Все это происходило с нами и в то же время происходило вне нас, совершенно независимо от нас – даже если мы уже позволяли себе смело шебуршиться, участвуя, скажем, в панк-группе или смело заявляя научному руководителю, что темой диплома будут никак невозможные раньше психоаналитические мотивы у позднего Зощенко или, нет, погодите, вообще даже – или Оруэлл, или никак.
Эпоха сама по себе сервировала нам настоящее приключение, в котором можно было участвовать, даже не отходя от телевизора, а просто наблюдая за депутатским съездом и лопаясь от небессильной (потому что наша же возьмет!) злобы, когда захлопывали Сахарова.

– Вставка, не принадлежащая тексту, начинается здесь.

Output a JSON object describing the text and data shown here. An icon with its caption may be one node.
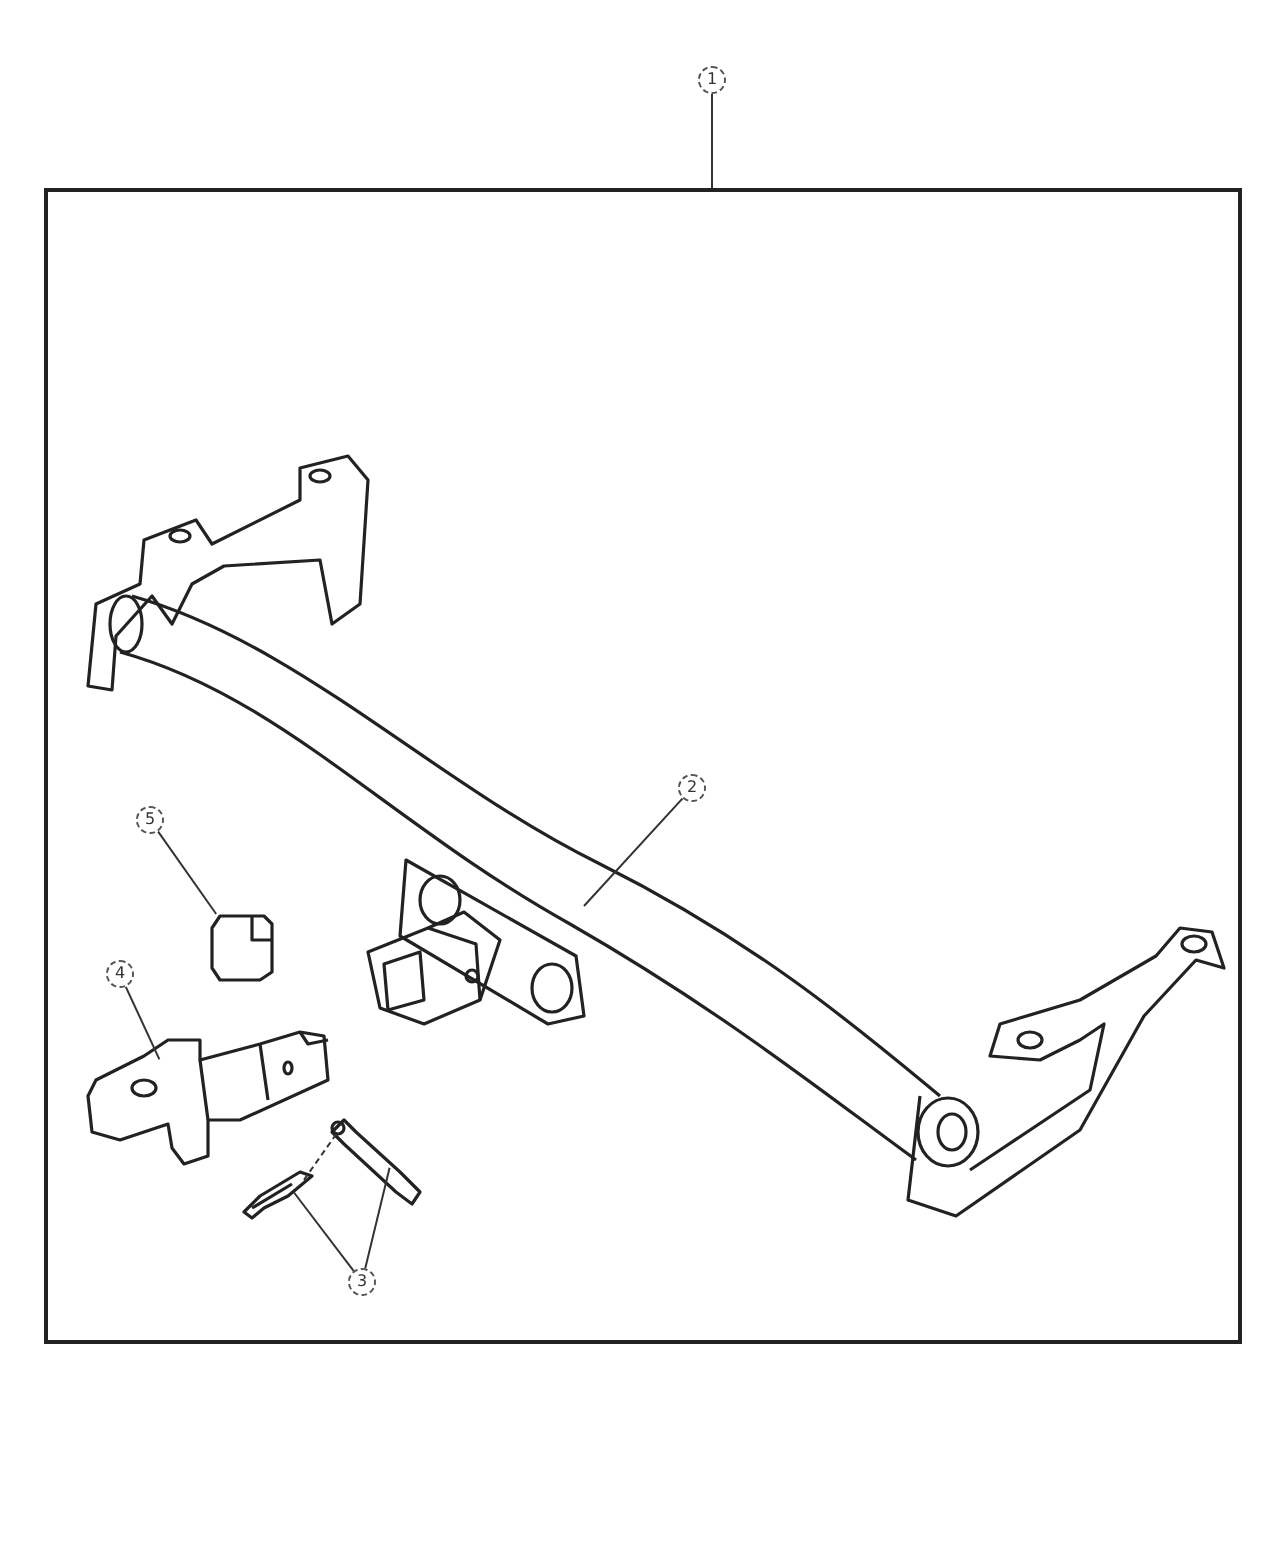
{
  "diagram": {
    "nodes": [
      {
        "text": [
          "1"
        ]
      },
      {
        "text": [],
        "shape": "box"
      },
      {
        "text": [
          "2"
        ],
        "in": 1
      },
      {
        "text": [
          "5"
        ],
        "in": 1
      },
      {
        "text": [],
        "shape": "picture",
        "in": 1
      },
      {
        "text": [
          "4"
        ],
        "in": 1
      },
      {
        "text": [],
        "shape": "picture",
        "in": 1
      },
      {
        "text": [],
        "shape": "picture",
        "in": 1
      },
      {
        "text": [],
        "shape": "picture",
        "in": 1
      },
      {
        "text": [
          "3"
        ],
        "in": 1
      }
    ],
    "edges": [
      {
        "from": 0,
        "to": 1,
        "arrow": "none"
      },
      {
        "from": 2,
        "to": null,
        "arrow": "none"
      },
      {
        "from": 3,
        "to": 4,
        "arrow": "none"
      },
      {
        "from": 5,
        "to": 6,
        "arrow": "none"
      },
      {
        "from": 9,
        "to": 7,
        "arrow": "none"
      },
      {
        "from": 9,
        "to": 8,
        "arrow": "none"
      },
      {
        "from": 8,
        "to": 7,
        "arrow": "none",
        "style": "dashed"
      }
    ]
  }
}
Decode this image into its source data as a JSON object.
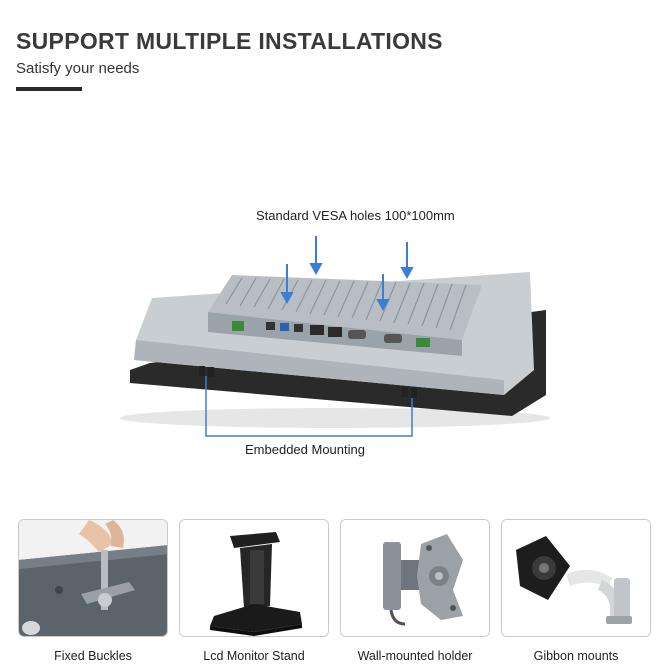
{
  "header": {
    "title": "SUPPORT MULTIPLE INSTALLATIONS",
    "subtitle": "Satisfy your needs"
  },
  "hero": {
    "vesa_label": "Standard VESA holes 100*100mm",
    "embedded_label": "Embedded Mounting",
    "arrow_color": "#3b7fd4"
  },
  "mounts": [
    {
      "caption": "Fixed Buckles",
      "icon": "buckle-screw-icon"
    },
    {
      "caption": "Lcd Monitor Stand",
      "icon": "monitor-stand-icon"
    },
    {
      "caption": "Wall-mounted holder",
      "icon": "wall-bracket-icon"
    },
    {
      "caption": "Gibbon mounts",
      "icon": "swing-arm-icon"
    }
  ]
}
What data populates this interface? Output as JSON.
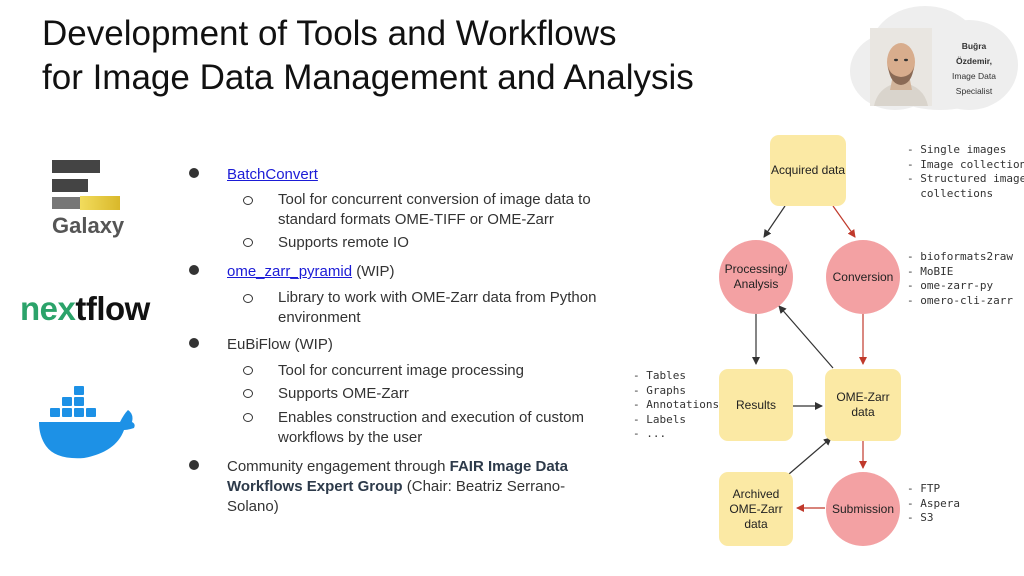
{
  "title": {
    "line1": "Development of Tools and Workflows",
    "line2": "for Image Data Management and Analysis"
  },
  "presenter": {
    "name_line1": "Buğra",
    "name_line2": "Özdemir,",
    "role_line1": "Image Data",
    "role_line2": "Specialist"
  },
  "logos": {
    "galaxy": "Galaxy",
    "nextflow_part1": "ne",
    "nextflow_x": "x",
    "nextflow_part2": "tflow"
  },
  "bullets": [
    {
      "link": "BatchConvert",
      "rest": "",
      "subs": [
        "Tool for concurrent conversion of image data to standard formats OME-TIFF or OME-Zarr",
        "Supports remote IO"
      ]
    },
    {
      "link": "ome_zarr_pyramid",
      "rest": " (WIP)",
      "subs": [
        "Library to work with OME-Zarr data from Python environment"
      ]
    },
    {
      "text": "EuBiFlow (WIP)",
      "subs": [
        "Tool for concurrent image processing",
        "Supports OME-Zarr",
        "Enables construction and execution of custom workflows by the user"
      ]
    },
    {
      "prefix": "Community engagement through ",
      "bold": "FAIR Image Data Workflows Expert Group",
      "suffix": " (Chair: Beatriz Serrano-Solano)"
    }
  ],
  "diagram": {
    "nodes": {
      "acquired": "Acquired data",
      "processing": "Processing/ Analysis",
      "conversion": "Conversion",
      "results": "Results",
      "omezarr": "OME-Zarr data",
      "archived": "Archived OME-Zarr data",
      "submission": "Submission"
    },
    "notes": {
      "acquired": [
        "- Single images",
        "- Image collections",
        "- Structured image",
        "  collections"
      ],
      "conversion": [
        "- bioformats2raw",
        "- MoBIE",
        "- ome-zarr-py",
        "- omero-cli-zarr"
      ],
      "results": [
        "- Tables",
        "- Graphs",
        "- Annotations",
        "- Labels",
        "- ..."
      ],
      "submission": [
        "- FTP",
        "- Aspera",
        "- S3"
      ]
    },
    "colors": {
      "box": "#fbe9a4",
      "circle": "#f3a1a3",
      "dark_arrow": "#333333",
      "red_arrow": "#c0392b"
    }
  }
}
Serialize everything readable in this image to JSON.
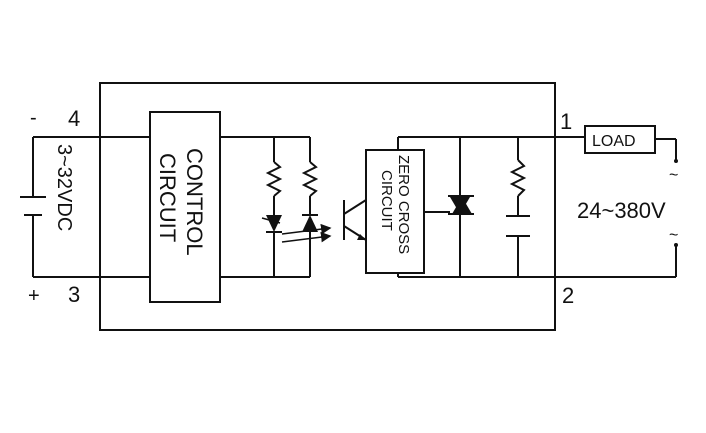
{
  "terminals": {
    "t4": "4",
    "t3": "3",
    "t1": "1",
    "t2": "2",
    "minus": "-",
    "plus": "+"
  },
  "input": {
    "voltage": "3~32VDC"
  },
  "control": {
    "line1": "CONTROL",
    "line2": "CIRCUIT"
  },
  "zero_cross": {
    "line1": "ZERO CROSS",
    "line2": "CIRCUIT"
  },
  "output": {
    "load": "LOAD",
    "voltage": "24~380V",
    "ac_top": "~",
    "ac_bottom": "~"
  }
}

И нам – в отличие от наших родителей, которым за новый мир пришлось заплатить крушением привычного старого, пусть нелюбимого, – за выпавший на нашу долю энтертейнмент не пришлось платить ничем.
На этом месте, вероятно, надо было бы поспорить с самой собой и написать что-то вроде того, что то, что происходит в нашей стране сейчас, – и есть расплата. Или – просто для композиционной целостности – опять вспомнить мою любимую бабушку и предположить, что когда-нибудь я тоже буду испытывать сложные чувства по поводу хронологически несогласованного счастья. Но ничего подобного я ни подумать, ни почувствовать не могу. 1988-й был захватывающе интересный и счастливый год. Для меня и – перефразируя классика – для таких, как я.
18.03.2011
В комнате моей мамы имеется фотография моего брата в девятнадцатилетнем возрасте – он там писаный красавец. Он, впрочем, и сейчас вполне молод и вообще очень ничего, но тогда это было что-то особенное. На восторги по поводу этого снимка мама отвечает так: «Знаете, зачем я держу его здесь? Чтобы никогда не забывать о том, что с людьми делает время».
Выставка «Иконы 90-х» (явным образом вопреки замыслу своих создателей) в первую очередь работает именно таким напоминанием, а уж только потом – как обещанный в пресс-релизе взгляд «раскрывшегося в конце 80-х и в 90-х поколения фотографов – представителей новой визуальной культуры на смутную и в то же время романтичную эпоху, когда все появилось впервые – первые ток-шоу и желтая пресса, четырехкилограммовые мобильные телефоны и малиновые пиджаки, первая телевизионная реклама и клипы».
По-хорошему в связи с этой выставкой надо было бы говорить о том, что девяностые были временем с лицом, вернее, с лицами – взять хоть Бориса Ельцина с, например, Сергеем Бодровым, а нулевые – временем безликим. Взять хоть тандем с, например, Иваном Ургантом.
О том, что те лица, не похожие почти совсем на сегодняшние маски, знаменовали не только упомянутый «романтизм» (читай – «лихость») того времени в противовес сегодняшнему прагматизму, не только тогдашнюю открытость в противовес сегодняшней закрытости, но и просто-напросто тогдашнюю неотесанность в противовес сегодняшней солидности (читай – «стабильности»).
О том, что эта стабильность оказалась уделом не только лиц официальных и их приспешников, но и той – широко представленной на выставке – самобытно-колоритной в те годы отечественной богемы, которая сегодня выкристаллизовалась в благополучно-лояльную ячейку общества.
Конечно, надо было бы обо всем этом сказать, но эти фотографии провоцируют совсем другие мысли.
О молодости, например. О том, что молодость прощает очень многое, почти все. Вернее, так – она практически не принимает укоров. Это состояние открытости, незаконченности – то самое состояние, в котором драйв важнее смысла.
«Иконы 90-х» – это хоть и не memento mori, но memento senescere («помни о старости»). Ну хорошо, о возрасте. О том, что он все подчеркивает, проявляет, выявляет. Многозначительность превращает в напыщенность, яркость – в вульгарность, легкомыслие – в глупость. Легкое безумие, такое очаровательное в юноше, с годами превращается в мерзкую пургу: портрет Сергея «Африки» Бугаева с голыми коленками, в кружевной кофточке и белокуром парике выглядит грустно в свете его недавнего подписантства под письмом «в защиту российской судебной системы» и последующих заявлений, что «слово „справедливость“ к тем событиям, которые происходят на планете Земля, применять не следует». Хотя в чем-то он прав. Моя молодость тоже пришлась на девяностые, и я знаю: старение – это очень несправедливо.